Negli anni Trenta esiste comunque l’”altro cinema”, fatto da piccoli gruppi ma all’interno di un circuito molto ristretto: un’espressione piuttosto radicale del Movimento dei Lavoratori, che si oppone alle politiche del Governo e al sistema capitalista. Dal canto suo, la borghesia al Governo, controllando un sistema economico basato sulla subordinazione e sullo sfruttamento del lavoro, teme una presa di potere da parte di un partito di lavoratori, visto l’impulso dato dalla rivoluzione del 1917 alle idee comuniste e socialiste in tutta Europa. Questa paura è inoltre accresciuta dallo sciopero generale del 1926 e dalla crisi economica conseguente il crollo di Wall Street del 1929.
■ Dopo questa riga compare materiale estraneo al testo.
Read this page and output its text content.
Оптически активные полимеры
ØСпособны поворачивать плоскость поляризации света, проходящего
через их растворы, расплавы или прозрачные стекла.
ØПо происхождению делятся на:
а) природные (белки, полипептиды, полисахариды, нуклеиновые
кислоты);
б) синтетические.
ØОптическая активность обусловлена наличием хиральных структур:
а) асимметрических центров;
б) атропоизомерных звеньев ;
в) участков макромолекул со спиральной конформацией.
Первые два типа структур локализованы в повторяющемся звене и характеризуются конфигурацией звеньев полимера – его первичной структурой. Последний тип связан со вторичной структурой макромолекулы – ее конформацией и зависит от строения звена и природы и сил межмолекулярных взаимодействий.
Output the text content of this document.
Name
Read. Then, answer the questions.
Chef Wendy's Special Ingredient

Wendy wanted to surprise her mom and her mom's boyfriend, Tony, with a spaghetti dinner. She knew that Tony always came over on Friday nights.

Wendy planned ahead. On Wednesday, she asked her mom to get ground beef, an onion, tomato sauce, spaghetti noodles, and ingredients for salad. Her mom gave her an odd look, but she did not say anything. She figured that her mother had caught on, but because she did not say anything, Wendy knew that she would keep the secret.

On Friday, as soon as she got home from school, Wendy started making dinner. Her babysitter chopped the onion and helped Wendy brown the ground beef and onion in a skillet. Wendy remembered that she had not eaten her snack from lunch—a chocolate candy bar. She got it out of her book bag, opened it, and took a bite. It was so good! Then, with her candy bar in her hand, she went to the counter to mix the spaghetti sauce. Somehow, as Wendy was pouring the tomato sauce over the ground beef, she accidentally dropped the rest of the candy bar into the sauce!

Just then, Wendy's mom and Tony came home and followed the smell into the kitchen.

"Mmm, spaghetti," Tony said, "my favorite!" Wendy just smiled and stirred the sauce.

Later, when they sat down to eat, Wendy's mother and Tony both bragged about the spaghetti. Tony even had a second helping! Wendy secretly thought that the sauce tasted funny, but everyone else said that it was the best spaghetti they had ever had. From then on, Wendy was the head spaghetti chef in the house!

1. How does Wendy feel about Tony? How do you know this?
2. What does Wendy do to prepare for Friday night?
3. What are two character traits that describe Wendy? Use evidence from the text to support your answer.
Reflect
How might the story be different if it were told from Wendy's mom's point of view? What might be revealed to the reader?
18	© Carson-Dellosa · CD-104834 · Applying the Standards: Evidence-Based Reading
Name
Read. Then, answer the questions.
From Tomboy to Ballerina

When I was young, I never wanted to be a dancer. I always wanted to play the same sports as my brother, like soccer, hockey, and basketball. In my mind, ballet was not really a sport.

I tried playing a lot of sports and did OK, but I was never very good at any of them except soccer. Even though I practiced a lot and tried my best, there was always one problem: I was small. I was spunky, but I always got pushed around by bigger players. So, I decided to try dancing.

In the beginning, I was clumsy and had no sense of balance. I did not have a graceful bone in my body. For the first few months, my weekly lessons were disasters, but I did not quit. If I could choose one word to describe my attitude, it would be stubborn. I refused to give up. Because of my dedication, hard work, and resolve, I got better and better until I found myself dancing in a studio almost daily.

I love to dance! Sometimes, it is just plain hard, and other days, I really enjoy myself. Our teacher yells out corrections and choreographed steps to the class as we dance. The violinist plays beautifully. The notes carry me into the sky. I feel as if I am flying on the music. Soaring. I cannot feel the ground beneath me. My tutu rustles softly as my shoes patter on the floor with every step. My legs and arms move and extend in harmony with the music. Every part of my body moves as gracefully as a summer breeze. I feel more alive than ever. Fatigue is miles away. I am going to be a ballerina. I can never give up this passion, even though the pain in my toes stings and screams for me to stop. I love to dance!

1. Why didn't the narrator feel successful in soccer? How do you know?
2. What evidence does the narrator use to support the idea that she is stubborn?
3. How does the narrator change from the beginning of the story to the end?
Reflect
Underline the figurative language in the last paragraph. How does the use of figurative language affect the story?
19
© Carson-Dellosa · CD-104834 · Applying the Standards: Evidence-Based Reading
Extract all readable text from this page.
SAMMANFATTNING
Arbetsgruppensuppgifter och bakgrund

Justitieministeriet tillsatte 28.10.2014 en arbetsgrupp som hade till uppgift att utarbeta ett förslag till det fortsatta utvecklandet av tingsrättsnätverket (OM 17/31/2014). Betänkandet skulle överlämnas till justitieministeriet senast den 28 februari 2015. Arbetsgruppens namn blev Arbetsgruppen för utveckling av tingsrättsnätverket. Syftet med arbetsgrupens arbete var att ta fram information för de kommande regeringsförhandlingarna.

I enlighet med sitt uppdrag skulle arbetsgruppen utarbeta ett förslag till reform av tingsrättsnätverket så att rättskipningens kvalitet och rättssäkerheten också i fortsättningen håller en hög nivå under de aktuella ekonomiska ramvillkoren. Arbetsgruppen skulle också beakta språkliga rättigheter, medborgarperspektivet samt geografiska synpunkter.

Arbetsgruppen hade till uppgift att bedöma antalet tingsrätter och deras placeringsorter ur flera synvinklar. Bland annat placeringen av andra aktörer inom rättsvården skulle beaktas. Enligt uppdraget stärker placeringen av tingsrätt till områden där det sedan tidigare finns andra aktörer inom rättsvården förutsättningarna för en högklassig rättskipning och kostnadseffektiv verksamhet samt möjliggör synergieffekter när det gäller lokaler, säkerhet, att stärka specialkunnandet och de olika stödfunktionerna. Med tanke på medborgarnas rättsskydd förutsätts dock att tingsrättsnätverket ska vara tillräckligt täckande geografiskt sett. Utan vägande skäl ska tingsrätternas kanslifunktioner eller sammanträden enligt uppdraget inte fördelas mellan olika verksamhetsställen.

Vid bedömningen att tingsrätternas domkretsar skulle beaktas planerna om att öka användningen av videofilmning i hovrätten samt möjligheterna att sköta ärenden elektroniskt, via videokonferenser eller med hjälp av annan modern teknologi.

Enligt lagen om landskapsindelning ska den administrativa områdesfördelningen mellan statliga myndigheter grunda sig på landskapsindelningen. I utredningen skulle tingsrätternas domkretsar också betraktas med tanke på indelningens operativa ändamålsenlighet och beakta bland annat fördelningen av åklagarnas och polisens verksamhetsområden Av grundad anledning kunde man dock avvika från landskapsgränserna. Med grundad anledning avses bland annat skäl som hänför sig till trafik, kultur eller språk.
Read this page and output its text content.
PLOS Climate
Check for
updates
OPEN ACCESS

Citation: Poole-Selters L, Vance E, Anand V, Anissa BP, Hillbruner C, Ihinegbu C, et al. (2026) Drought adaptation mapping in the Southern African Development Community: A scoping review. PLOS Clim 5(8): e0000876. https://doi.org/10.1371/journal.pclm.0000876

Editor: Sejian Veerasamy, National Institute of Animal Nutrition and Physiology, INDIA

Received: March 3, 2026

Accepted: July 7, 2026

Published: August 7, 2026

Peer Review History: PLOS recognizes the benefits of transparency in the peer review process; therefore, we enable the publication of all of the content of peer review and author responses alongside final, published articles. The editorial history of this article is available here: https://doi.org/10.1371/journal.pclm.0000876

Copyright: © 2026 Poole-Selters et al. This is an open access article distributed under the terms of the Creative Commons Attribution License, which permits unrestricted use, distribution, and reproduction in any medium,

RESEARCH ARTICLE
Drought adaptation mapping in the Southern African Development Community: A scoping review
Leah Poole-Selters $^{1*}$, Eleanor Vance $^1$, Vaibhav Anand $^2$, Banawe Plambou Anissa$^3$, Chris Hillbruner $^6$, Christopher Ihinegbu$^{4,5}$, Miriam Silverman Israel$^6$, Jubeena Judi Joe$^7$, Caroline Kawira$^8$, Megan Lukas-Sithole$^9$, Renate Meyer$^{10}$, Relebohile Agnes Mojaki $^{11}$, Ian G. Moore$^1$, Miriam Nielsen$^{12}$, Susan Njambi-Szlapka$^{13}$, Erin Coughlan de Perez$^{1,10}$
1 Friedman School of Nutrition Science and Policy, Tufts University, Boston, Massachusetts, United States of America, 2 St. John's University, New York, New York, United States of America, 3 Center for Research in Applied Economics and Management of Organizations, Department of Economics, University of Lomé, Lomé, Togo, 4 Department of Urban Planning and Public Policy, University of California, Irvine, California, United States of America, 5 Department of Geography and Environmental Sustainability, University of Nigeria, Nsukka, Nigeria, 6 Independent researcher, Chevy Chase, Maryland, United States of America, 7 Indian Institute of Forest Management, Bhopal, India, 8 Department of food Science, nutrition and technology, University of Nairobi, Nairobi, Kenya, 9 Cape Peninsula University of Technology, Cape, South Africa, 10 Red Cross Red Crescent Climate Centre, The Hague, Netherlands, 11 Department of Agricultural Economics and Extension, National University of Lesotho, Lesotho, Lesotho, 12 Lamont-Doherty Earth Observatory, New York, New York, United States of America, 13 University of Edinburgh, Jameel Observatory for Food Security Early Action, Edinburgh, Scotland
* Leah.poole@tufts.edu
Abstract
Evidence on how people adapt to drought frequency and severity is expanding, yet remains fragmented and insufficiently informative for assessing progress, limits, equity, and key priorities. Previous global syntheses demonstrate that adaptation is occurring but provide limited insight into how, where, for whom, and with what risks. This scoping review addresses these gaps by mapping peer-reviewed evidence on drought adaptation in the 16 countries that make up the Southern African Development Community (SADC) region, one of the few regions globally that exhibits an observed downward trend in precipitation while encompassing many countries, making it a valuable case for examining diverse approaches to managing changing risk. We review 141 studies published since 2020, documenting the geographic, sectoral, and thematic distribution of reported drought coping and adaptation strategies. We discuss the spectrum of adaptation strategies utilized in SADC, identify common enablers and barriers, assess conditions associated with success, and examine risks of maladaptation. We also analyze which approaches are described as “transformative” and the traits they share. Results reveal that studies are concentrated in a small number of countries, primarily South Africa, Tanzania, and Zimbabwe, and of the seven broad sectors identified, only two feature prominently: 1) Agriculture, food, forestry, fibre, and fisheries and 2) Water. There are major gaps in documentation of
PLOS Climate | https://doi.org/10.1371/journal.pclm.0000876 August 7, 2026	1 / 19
Viste le condizioni non è possibile tollerare un’eccessiva libertà di opinione, in particolare in quei media che riescono a raggiungere le masse!
L’atteggiamento e gli esiti della censura si possono dedurre dal rapporto presentato dalla commissione per la censura cinematografica nel 1937: “… non c’è un solo film proiettato oggi nei cinema di questo Paese che abbia a che fare con una delle questioni scottanti del momento.” Come esempio dell’intervento censorio, può valere il film tratto da una famosa opera di Walter Greenwood, Love on the Dole (t.l. L’amore nella disoccupazione, pubblicato per la prima volta nel 1933 e visto come una chiara presa di posizione della working class sull’esperienza generale della disoccupazione e della carestia), che non passa al vaglio della censura nel 1936.